The Uncomfortable Truth About Dual-Use AI

Here’s the thing nobody wants to say out loud: the same capability that makes Mythos brilliant at finding bugs makes it equally brilliant at exploiting them. A model that identifies a zero-day can also write the exploit code. Defense and offense are the same skill — only intent separates them.

This is why Anthropic chose controlled release. As Anthropic Labs’ Mike Krieger explained at the HumanX conference: “We have a new model that we’re explicitly not releasing to the public.” Instead, they’re “arming cybersecurity specialists ahead of time.”

CrowdStrike CTO Elia Zaitsev was blunter: “The window between a vulnerability being discovered and being exploited by an adversary has collapsed — what once took months now happens in minutes with AI.”

And Anthropic isn’t alone. OpenAI is reportedly finalizing a similar model for release through its existing “Trusted Access for Cyber” program. The capability is proliferating. It won’t stay contained to responsible actors forever.

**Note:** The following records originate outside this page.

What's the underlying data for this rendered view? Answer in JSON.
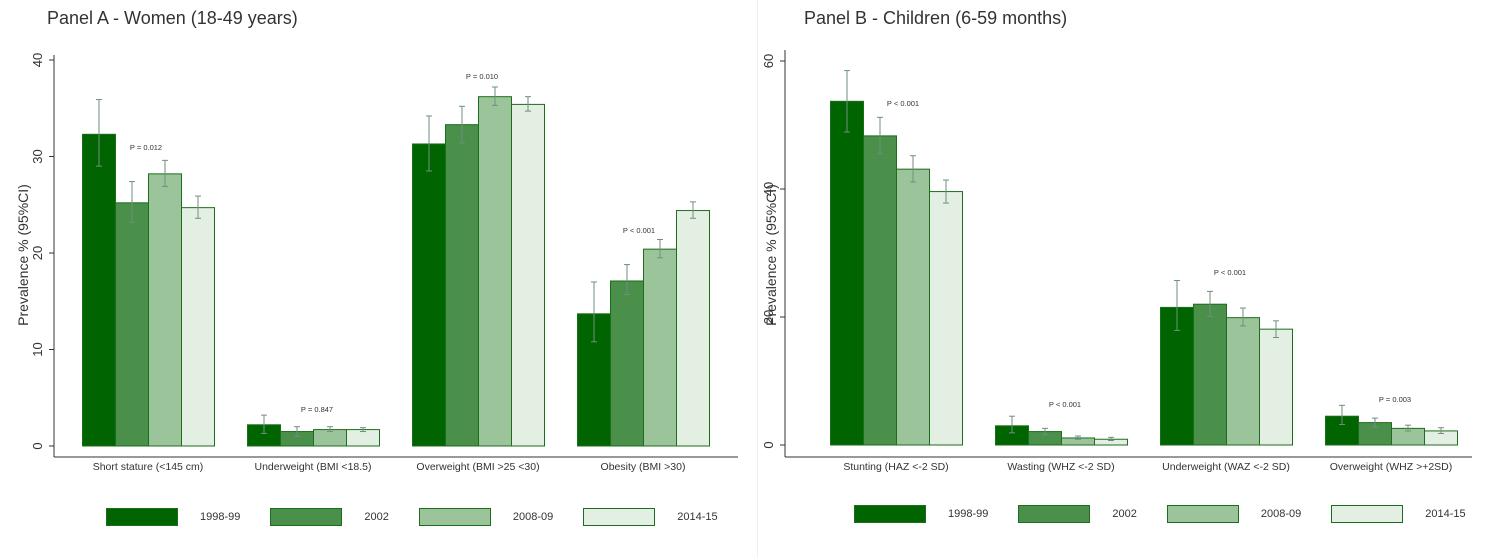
{
  "panel_titles": {
    "a": "Panel A - Women (18-49 years)",
    "b": "Panel B - Children (6-59 months)"
  },
  "colors": {
    "series": [
      "#006400",
      "#4a8f4a",
      "#9cc49a",
      "#e4efe3"
    ],
    "border": "#1b6e1b",
    "errorbar": "#6f8f80",
    "axis": "#333333"
  },
  "legend_labels": [
    "1998-99",
    "2002",
    "2008-09",
    "2014-15"
  ],
  "chart_data": [
    {
      "type": "bar",
      "title": "Panel A - Women (18-49 years)",
      "ylabel": "Prevalence % (95%CI)",
      "ylim": [
        0,
        40
      ],
      "yticks": [
        0,
        10,
        20,
        30,
        40
      ],
      "categories": [
        "Short stature (<145 cm)",
        "Underweight (BMI <18.5)",
        "Overweight (BMI >25 <30)",
        "Obesity (BMI >30)"
      ],
      "series": [
        {
          "name": "1998-99",
          "values": [
            32.3,
            2.2,
            31.3,
            13.7
          ],
          "lower": [
            29.0,
            1.3,
            28.5,
            10.8
          ],
          "upper": [
            35.9,
            3.2,
            34.2,
            17.0
          ]
        },
        {
          "name": "2002",
          "values": [
            25.2,
            1.5,
            33.3,
            17.1
          ],
          "lower": [
            23.2,
            1.0,
            31.4,
            15.7
          ],
          "upper": [
            27.4,
            2.0,
            35.2,
            18.8
          ]
        },
        {
          "name": "2008-09",
          "values": [
            28.2,
            1.7,
            36.2,
            20.4
          ],
          "lower": [
            26.9,
            1.5,
            35.3,
            19.5
          ],
          "upper": [
            29.6,
            2.0,
            37.2,
            21.4
          ]
        },
        {
          "name": "2014-15",
          "values": [
            24.7,
            1.7,
            35.4,
            24.4
          ],
          "lower": [
            23.6,
            1.5,
            34.7,
            23.6
          ],
          "upper": [
            25.9,
            1.9,
            36.2,
            25.3
          ]
        }
      ],
      "pvalues": [
        "P = 0.012",
        "P = 0.847",
        "P = 0.010",
        "P < 0.001"
      ]
    },
    {
      "type": "bar",
      "title": "Panel B - Children (6-59 months)",
      "ylabel": "Prevalence % (95%CI)",
      "ylim": [
        0,
        60
      ],
      "yticks": [
        0,
        20,
        40,
        60
      ],
      "categories": [
        "Stunting (HAZ <-2 SD)",
        "Wasting (WHZ <-2 SD)",
        "Underweight (WAZ <-2 SD)",
        "Overweight (WHZ >+2SD)"
      ],
      "series": [
        {
          "name": "1998-99",
          "values": [
            53.7,
            3.0,
            21.5,
            4.5
          ],
          "lower": [
            48.9,
            1.9,
            17.9,
            3.2
          ],
          "upper": [
            58.5,
            4.5,
            25.7,
            6.2
          ]
        },
        {
          "name": "2002",
          "values": [
            48.3,
            2.1,
            22.0,
            3.5
          ],
          "lower": [
            45.5,
            1.6,
            20.1,
            2.8
          ],
          "upper": [
            51.2,
            2.6,
            24.0,
            4.2
          ]
        },
        {
          "name": "2008-09",
          "values": [
            43.1,
            1.1,
            19.9,
            2.6
          ],
          "lower": [
            41.1,
            0.9,
            18.6,
            2.2
          ],
          "upper": [
            45.2,
            1.4,
            21.4,
            3.1
          ]
        },
        {
          "name": "2014-15",
          "values": [
            39.6,
            0.9,
            18.1,
            2.2
          ],
          "lower": [
            37.8,
            0.7,
            16.8,
            1.8
          ],
          "upper": [
            41.4,
            1.2,
            19.4,
            2.7
          ]
        }
      ],
      "pvalues": [
        "P < 0.001",
        "P < 0.001",
        "P < 0.001",
        "P = 0.003"
      ]
    }
  ]
}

The Security Company That Can’t Stop Leaking

Anthropic has had a rough stretch. The Mythos leak itself was caused by human error — a draft left in a publicly accessible data lake. Then they accidentally exposed nearly 2,000 source code files through a botched Claude Code update. Their cleanup attempt accidentally took down thousands of GitHub repositories.

The company building the most powerful cybersecurity AI in the world keeps leaking its own stuff. Not a great look. But it paradoxically reinforces their core message: software security is hard. If Anthropic — with all their resources and expertise — can’t prevent leaks, what hope does the average enterprise have without AI-powered defenses?

What This Actually Means

There’s a geopolitical dimension too. Anthropic and the Trump administration are locked in a legal battle after the Pentagon labeled the AI lab a supply-chain risk — reportedly in retaliation for Anthropic’s refusal to allow autonomous targeting or surveillance of U.S. citizens.

For the rest of us, the practical implications are significant:

Patch cycles accelerate. As AI discovers vulnerabilities faster, software companies face pressure to fix them faster. Expect more frequent updates and less tolerance for unpatched systems.

Open-source software gets a lifeline. That $100M in credits and $4M in donations targets projects that power the internet but run on volunteer effort — like OpenSSL and the Linux kernel. They’ll get security audits they could never afford.

The talent gap narrows. AI won’t replace human security researchers, but it dramatically multiplies their effectiveness. One researcher with Mythos-level tooling does what previously required a team.

The offense-defense balance shifts. Anthropic is giving defenders a head start. But as these capabilities spread, the advantage goes to whoever deploys first — good actor or bad.

AI’s First Real “Too Dangerous to Release” Moment

We’ve heard this rhetoric before. OpenAI said it about GPT-2 in 2019, and that decision aged poorly — the model turned out to be fairly tame. But Mythos feels different. This isn’t about generating text. It’s about a model that finds exploitable vulnerabilities in software hardened for decades, at a speed no human team can match.

Anthropic’s approach — controlled release, industry partnership, proactive disclosure — is arguably the most responsible thing an AI company has done with a genuinely dangerous capability. They’re putting $100M behind a concrete plan to use it for good before the capability inevitably proliferates.

But the clock is ticking. As AI labs race to build more capable models and nation-states invest billions in offensive cyber, this feels less like a one-time event and more like the opening chapter of a new era.

The defenders got a head start. Whether they can keep it is another question entirely.